Alright, I’m not dispelling the importance/benefit/necessity of code review at all but let’s take a quick peak solely at WAF and Dynamic Profiling technology. The theory is a behavior based approach; unlike a static/manual fix code review under application normal cycles. While developers can write code to protect against vulnerabilities and present day attack methods, it will not necessarily secure the application for tomorrow’s threats. Gee-whiz am I going off on an IDS/IPS and vulnerability/PEN testing tangent?
The premise is alike in that understanding the path/source leads to better code reviewing or better detection.

As it turns out selecting a WAF is much like selecting an IPS vendor (for in-line as well as out-of-band monitoring) yet less like a firewall product. So, here’s what you need to know:
Throughput and latency [actually how much, not if] is on the top of requirements; but deployment flexibility including software or appliance-based; and in virtual hosting environments plays particular importance. WAF’s runs on the following modes:
Passive – for just listening
Bridge – sending TCP resets when malicious activity is detected
Router – like server not really recommended as a routing function
Reverse-proxy – most common operating at Layer 4-7
Embedded – within the application (typically for very small/non-complex deployment)

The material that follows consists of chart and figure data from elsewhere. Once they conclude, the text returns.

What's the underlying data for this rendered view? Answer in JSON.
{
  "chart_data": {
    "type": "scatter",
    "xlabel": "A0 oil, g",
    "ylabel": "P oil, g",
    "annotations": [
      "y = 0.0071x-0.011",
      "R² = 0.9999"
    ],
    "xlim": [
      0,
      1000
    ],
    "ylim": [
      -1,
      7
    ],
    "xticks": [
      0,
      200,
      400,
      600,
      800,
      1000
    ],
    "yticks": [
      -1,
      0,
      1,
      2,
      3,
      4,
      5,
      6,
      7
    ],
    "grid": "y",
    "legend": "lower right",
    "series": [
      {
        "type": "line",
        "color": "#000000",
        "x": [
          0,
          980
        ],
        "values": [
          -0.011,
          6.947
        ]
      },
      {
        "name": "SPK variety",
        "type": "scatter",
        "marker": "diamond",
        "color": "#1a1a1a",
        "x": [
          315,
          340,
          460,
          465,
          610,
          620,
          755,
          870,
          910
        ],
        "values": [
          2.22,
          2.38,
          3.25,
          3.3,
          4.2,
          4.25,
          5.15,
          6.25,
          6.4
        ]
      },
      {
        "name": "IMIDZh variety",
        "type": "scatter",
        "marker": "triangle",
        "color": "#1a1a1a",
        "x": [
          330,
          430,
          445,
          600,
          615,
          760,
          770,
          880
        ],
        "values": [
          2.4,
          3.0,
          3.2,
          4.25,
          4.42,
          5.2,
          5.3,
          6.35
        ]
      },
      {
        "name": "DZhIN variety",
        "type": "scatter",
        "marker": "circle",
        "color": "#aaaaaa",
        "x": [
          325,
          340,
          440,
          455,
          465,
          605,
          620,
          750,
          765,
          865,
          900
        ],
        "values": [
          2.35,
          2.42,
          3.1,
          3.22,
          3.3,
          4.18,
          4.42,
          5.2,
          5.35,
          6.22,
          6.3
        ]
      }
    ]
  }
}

So, look into SSL accelerators and webcache integration features or HTML compression other than sound-but-simple policy rules.
But the squeeze spot on attack characteristics that any WAF’s should be able to tackle include: input validation and invalid request, injection flaws, buffer overflows, cross site scripting (GET and POST), broken authentication, cookie poisoning, forceful browsing, parameter tampering, and of course SQL injection.

This is particularly significant if the WAF is asked to (hopefully in limited cases where packets are encrypted over HTTPS/SSL) inspect packers SSL termination and decryption is a option often enabled. Remember, a good WAF architecture will also consider both REQUEST and REPLY vulnerabilities.

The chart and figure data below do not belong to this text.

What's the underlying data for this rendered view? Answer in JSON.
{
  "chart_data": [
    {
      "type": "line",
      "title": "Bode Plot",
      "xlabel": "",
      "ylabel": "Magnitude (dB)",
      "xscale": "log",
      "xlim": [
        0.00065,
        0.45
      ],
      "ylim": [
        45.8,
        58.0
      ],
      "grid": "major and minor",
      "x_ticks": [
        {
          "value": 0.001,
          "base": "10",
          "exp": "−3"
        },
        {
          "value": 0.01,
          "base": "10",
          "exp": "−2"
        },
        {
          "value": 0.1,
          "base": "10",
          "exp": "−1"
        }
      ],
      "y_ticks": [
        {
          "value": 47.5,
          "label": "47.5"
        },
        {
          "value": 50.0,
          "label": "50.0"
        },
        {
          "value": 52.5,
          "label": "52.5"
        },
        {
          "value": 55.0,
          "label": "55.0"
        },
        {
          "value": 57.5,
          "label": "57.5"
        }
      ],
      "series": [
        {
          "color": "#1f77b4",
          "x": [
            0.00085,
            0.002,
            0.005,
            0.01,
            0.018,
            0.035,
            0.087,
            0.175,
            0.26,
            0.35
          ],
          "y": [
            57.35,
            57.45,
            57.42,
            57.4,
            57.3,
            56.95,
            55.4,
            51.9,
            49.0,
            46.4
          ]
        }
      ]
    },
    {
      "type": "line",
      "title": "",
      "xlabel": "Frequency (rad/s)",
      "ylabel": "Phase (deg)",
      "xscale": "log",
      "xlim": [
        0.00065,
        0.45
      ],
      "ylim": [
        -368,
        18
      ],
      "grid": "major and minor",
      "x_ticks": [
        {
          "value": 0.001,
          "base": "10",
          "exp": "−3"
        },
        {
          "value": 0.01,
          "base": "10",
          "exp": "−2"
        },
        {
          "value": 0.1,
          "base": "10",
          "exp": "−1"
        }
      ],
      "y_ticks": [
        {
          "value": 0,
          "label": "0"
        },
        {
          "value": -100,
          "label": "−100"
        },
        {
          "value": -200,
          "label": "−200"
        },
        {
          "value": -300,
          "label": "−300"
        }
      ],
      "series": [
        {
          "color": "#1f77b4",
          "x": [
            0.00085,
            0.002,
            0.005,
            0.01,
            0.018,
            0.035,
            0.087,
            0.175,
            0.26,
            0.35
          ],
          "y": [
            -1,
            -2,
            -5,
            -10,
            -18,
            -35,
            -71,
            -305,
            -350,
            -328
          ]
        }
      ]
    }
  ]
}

Conclusion, WAF is complementary to all other application security practices/processes… PCI 6.6 actually puts the two in comparison of a single solution when in fact, layered defense would tell you otherwise. So, I would speculate that once the industry adapts one of the solution [WAF or code review] it won’t be long till the other is also a requirement (not just best practice). Oh, and if you thought IDS/IPS implementation was a cake-walk, you’re in for a treat—but do purge through.